Amit Moran, Tam Samantha, Abdelmeguid Ahmed S, Kupferman Michael E, Su Shirley Y, Raza Shaan M, DeMonte Franco, Hanna Ehab Y
Department of Head and Neck Surgery, Division of Surgery, The University of Texas MD Anderson Cancer Center, Houston, Texas, United States.
Department of Otolaryngology Head and Neck Surgery, Faculty of Medicine, Mansoura University, Egypt.
J Neurol Surg B Skull Base. 2017 Dec;78(6):512-518. doi: 10.1055/s-0037-1604350. Epub 2017 Jul 31.
Sinonasal mucosal melanoma (SNMM) is a locally aggressive tumor. This study aimed to define the role of adjuvant treatment and its association with survival outcomes of SNMM. This retrospective study investigated 152 patients with SNMM treated between 1991 and 2016 in MD Anderson Cancer Center. Patients were divided into the following treatment groups: surgery alone, surgery with postoperative radiotherapy (PORT), surgery with postoperative chemoradiation (POCRT), and induction chemotherapy followed by surgery and PORT. Overall survival (OS), disease-specific survival, and relapse-free survival were compared. Survival between the groups was compared using univariate and multivariate analyses. The median follow-up was 28 months (range: 2-220 months). Five-year OS rates were 39, 42, 47, and 27% for the surgery only, PORT, POCRT, and neoadjuvant chemotherapy groups, respectively (log rank = 0.73). Distant metastasis was the most common form of treatment failure and occurred in 59 (39%) patients. Five-year distant metastasis rates were 51, 45, and 58% for patients treated with surgery alone, PORT, and POCRT, respectively (log rank = 0.21) but unable to be estimated in the neoadjuvant chemotherapy group due to low OS rates. Multivariate analysis demonstrated tumor site (hazard ratio [HR] = 2.32, 95% confidence interval [CI] = 1.24-4.15) and smoking status (HR = 1.77, 95% CI = 1.02-3.1) to be significant prognostic factors for survival. Tumor site and smoking status were significant prognosticators in SNMM. A high rate of distant metastatic disease suggests that further investigation into novel, systemic therapies is required to improve outcomes in this disease entity.

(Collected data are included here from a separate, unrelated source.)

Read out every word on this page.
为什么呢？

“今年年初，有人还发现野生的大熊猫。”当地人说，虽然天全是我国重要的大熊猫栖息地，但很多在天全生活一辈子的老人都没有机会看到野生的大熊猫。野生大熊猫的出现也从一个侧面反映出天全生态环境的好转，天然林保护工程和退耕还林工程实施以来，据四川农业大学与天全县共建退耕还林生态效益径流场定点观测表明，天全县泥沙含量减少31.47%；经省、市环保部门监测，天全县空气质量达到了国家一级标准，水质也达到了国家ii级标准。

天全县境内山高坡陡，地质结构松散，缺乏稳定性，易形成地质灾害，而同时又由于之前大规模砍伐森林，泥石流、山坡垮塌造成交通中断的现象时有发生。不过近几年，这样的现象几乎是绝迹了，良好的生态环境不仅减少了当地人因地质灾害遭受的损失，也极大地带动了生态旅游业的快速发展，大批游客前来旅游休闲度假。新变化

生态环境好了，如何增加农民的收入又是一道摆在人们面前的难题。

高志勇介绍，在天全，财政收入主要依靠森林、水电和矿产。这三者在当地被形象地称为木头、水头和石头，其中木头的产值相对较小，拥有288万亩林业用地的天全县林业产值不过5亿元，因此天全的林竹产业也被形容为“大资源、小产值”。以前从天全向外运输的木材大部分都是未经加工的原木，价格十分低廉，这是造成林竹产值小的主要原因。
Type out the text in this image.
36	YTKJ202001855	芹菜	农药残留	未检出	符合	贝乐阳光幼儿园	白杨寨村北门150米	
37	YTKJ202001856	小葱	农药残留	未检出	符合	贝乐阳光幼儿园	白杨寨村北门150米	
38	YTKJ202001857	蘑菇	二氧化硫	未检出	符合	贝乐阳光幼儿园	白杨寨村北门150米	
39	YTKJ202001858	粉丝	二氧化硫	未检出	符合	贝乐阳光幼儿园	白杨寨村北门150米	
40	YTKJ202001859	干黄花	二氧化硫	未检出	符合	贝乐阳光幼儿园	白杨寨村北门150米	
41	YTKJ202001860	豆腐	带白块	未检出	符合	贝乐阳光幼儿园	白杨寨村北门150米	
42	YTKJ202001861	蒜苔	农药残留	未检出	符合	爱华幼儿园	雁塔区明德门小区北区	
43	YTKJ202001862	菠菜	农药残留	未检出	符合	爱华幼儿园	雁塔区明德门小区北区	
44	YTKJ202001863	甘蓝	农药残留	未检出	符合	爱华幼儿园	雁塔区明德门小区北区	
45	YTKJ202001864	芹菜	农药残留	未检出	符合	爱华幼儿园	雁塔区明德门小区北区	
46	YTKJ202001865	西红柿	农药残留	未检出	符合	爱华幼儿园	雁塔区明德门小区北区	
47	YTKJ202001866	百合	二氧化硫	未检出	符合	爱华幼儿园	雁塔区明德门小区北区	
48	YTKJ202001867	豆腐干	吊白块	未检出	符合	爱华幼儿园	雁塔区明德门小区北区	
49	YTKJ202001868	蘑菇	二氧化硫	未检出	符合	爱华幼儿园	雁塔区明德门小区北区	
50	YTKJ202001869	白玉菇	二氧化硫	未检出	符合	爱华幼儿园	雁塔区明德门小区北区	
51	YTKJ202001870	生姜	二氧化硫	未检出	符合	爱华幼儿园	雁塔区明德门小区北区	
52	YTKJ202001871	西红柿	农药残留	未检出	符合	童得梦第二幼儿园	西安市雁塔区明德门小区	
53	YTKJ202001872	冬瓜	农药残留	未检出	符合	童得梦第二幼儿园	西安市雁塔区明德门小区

鼻窦黏膜黑色素瘤(SNMM)是一种具有局部侵袭性的肿瘤。本研究旨在明确辅助治疗的作用及其与SNMM生存结局的关联。
这项回顾性研究调查了1991年至2016年期间在MD安德森癌症中心接受治疗的152例SNMM患者。患者被分为以下治疗组:单纯手术、术后放疗(PORT)、术后放化疗(POCRT)以及诱导化疗后手术加PORT。比较了总生存期(OS)、疾病特异性生存期和无复发生存期。采用单因素和多因素分析比较各组之间的生存率。
中位随访时间为28个月(范围:2 - 220个月)。单纯手术、PORT、POCRT和新辅助化疗组的5年OS率分别为39%、42%、47%和27%(对数秩检验=0.73)。远处转移是最常见的治疗失败形式,发生在59例(39%)患者中。单纯手术、PORT和POCRT治疗的患者5年远处转移率分别为51%、45%和58%(对数秩检验=0.21),但由于OS率较低,新辅助化疗组无法估计远处转移率。多因素分析表明肿瘤部位(风险比[HR]=2.32,95%置信区间[CI]=1.24 - 4.15)和吸烟状态(HR=1.77,95%CI=1.02 - 3.1)是生存的重要预后因素。
肿瘤部位和吸烟状态是SNMM的重要预后指标。远处转移性疾病的高发生率表明需要进一步研究新的全身治疗方法以改善该疾病实体的治疗结局。